Been
getting used to a new neighborhood in recent months. Part of that
has involved getting directions from a few folks that I’m not
used to receiving directions from. It’s been a learning experience.
Out
on the road several weeks ago, I asked a friend whether I needed
to turn up ahead. Her response?
“Head
north.”
North?
North?
What?
North?
I
had asked a question with three acceptable responses. Right, left,
or continue straight. Not one of them nor anything along the road—and
she agrees with this, because I deliberately and specifically
asked her—had any visible labels that said north.
As
we discussed it, her defense was that I should know the direction
I’m moving. Saving you the back and forth, I’ll say that I earned
a very reluctantly begrudgingly awarded victory in the argument
by asking her what direction she preferred driving on the designated
north and south of Interstate 95 in Connecticut. (Which despite
being labeled as north and south to remain consistent with the
full run along the coast of the United States, actually runs east
and west for arguably the entirety of its roughly 112 miles in
the state.)
Now,
I said I won the debate from her in “reluctantly begrudgingly”
fashion. It remained such a victory until about two weeks ago,
on a recent trip. A trip where we were trying to head south, using
a road that had us moving along its south-bound lanes, and the
setting sun was spending a ridiculous amount of time directly
in front of us. And, when it wasn’t in front of us, it was joyfully
swaying equally off to the right and off to the left of the road.
Now,
obviously, the culprit of an explanation in this story is the
curving of the highway. Slight bend here. Slight bend there. The
setting sun completes a run from the window on one side across
the windshield to position itself in the window on the opposite
side, though you are still officially driving the road headed
south.
Despite
the title, however, I’m not here to discuss when west becomes
east with you.
I’m
here to discuss oddities of the road.
And
I’m here to discuss it because of the paper towels in restrooms.
(Sort
of.)
Road
trip. Pulled into a rest area, with the intention of using the
facilities and maybe getting a coffee or snack for myself and
the others in the car. In the restroom, there were no paper towels,
just air dryers. All around the dryers, things were a wet mess.

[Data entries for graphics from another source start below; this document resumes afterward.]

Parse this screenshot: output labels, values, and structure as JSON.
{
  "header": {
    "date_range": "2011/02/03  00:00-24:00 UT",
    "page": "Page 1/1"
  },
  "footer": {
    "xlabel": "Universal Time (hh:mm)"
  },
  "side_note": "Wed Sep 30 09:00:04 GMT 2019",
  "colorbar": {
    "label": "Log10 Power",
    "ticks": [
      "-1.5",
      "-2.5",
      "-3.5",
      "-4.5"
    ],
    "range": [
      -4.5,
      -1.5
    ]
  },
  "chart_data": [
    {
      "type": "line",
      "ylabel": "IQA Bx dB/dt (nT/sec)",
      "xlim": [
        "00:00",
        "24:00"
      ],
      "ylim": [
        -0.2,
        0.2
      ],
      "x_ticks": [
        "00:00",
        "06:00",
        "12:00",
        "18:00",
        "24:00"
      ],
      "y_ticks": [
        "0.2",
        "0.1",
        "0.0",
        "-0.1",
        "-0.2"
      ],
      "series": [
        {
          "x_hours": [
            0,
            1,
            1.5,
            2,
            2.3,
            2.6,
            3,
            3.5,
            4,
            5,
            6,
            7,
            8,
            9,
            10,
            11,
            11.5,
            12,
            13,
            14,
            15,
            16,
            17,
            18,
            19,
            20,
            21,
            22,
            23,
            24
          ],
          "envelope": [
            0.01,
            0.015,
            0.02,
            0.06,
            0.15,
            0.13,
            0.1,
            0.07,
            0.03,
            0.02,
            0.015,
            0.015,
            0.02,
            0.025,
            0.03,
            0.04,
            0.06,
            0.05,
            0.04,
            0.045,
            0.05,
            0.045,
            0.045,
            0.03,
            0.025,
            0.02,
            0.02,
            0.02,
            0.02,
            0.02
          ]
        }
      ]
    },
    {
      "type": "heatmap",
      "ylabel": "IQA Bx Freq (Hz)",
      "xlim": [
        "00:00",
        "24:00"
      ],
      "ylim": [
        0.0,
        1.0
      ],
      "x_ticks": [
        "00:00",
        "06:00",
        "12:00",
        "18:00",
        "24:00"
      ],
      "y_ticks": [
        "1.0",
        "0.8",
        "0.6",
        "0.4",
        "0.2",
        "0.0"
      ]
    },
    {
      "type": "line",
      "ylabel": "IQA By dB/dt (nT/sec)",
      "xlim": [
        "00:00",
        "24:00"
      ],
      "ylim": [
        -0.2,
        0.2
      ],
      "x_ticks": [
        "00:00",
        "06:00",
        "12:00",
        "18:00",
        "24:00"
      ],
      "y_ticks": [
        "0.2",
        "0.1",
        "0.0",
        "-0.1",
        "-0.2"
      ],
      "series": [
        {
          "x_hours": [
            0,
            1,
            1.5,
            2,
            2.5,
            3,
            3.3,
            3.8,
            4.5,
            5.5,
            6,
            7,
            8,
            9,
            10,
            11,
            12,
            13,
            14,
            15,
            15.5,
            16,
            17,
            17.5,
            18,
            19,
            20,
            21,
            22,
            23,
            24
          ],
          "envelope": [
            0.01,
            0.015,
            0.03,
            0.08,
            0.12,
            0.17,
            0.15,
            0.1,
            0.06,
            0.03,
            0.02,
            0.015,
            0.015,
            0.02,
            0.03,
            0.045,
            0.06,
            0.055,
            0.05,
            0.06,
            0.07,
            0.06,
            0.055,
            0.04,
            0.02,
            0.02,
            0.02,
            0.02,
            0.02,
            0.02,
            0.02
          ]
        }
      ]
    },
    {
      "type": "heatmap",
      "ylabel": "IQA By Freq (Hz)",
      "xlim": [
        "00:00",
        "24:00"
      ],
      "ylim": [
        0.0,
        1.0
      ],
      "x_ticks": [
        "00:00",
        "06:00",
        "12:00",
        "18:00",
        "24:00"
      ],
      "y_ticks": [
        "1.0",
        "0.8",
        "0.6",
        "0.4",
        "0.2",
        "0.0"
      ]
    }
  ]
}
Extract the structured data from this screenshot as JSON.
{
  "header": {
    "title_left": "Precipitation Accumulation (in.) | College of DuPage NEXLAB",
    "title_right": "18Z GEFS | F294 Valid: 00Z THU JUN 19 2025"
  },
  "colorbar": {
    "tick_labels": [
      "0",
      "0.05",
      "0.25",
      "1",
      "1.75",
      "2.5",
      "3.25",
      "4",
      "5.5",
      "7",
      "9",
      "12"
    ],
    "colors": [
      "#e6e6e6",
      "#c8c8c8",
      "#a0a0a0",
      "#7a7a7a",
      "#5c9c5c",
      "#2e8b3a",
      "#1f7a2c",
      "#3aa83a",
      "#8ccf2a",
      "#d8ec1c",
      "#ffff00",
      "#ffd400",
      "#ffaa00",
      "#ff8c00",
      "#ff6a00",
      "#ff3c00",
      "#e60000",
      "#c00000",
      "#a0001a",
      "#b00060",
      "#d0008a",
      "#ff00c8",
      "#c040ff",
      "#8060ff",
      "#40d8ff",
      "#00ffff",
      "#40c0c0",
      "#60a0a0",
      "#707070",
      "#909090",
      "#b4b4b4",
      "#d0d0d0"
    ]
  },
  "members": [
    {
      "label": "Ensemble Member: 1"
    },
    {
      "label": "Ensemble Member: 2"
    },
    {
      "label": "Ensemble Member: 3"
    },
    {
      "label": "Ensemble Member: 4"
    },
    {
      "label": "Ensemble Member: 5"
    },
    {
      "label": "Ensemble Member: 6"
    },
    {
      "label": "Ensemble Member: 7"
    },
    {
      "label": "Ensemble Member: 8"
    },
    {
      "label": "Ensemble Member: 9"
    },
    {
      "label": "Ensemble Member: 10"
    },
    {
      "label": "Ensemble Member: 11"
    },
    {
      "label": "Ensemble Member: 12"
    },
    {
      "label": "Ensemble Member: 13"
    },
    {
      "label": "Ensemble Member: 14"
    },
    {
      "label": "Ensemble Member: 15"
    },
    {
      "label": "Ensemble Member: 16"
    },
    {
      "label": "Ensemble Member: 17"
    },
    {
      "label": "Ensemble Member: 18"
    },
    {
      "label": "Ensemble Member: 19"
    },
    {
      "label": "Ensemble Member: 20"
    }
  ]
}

And that wet mess part should be capitalized and italicized, and
probably bold the font as well. (You could have gone puddle stomping
near the air dryer. (And while I love the occasional runabout
outside to puddle stomp, I would not advise it in these conditions
at all.))
As
I made my way into the main area of the rest stop, gazing around
for napkin dispensers, it occurred to me that I was essentially
going to use the paper towels that had been removed from the restroom.
Not literally. But substitute paper napkins to dry hands for paper
towels to dry hands and we arrive in a similar position.
What
set me over the top was a urinal in the row of urinals.
It
had been running.
A
constant state of the flushing process. Was running before I walked
in. Was running after I walked out. Efficiently wasting water.
It’s
odd to me that the same groups that think they’re saving money
by not stocking paper towels would find themselves (or other rest
area occupants) losing it on paper napkins used as an alternative.
The air dryer to be kind to the environment is a useless disarray,
just a few feet from the urinal that is decidedly unkind to the
environment.
We
had been driving all night as we left the rest area. I had some
time with my thoughts, trying to make sense out of something far
from common, as the sun rose off to the west.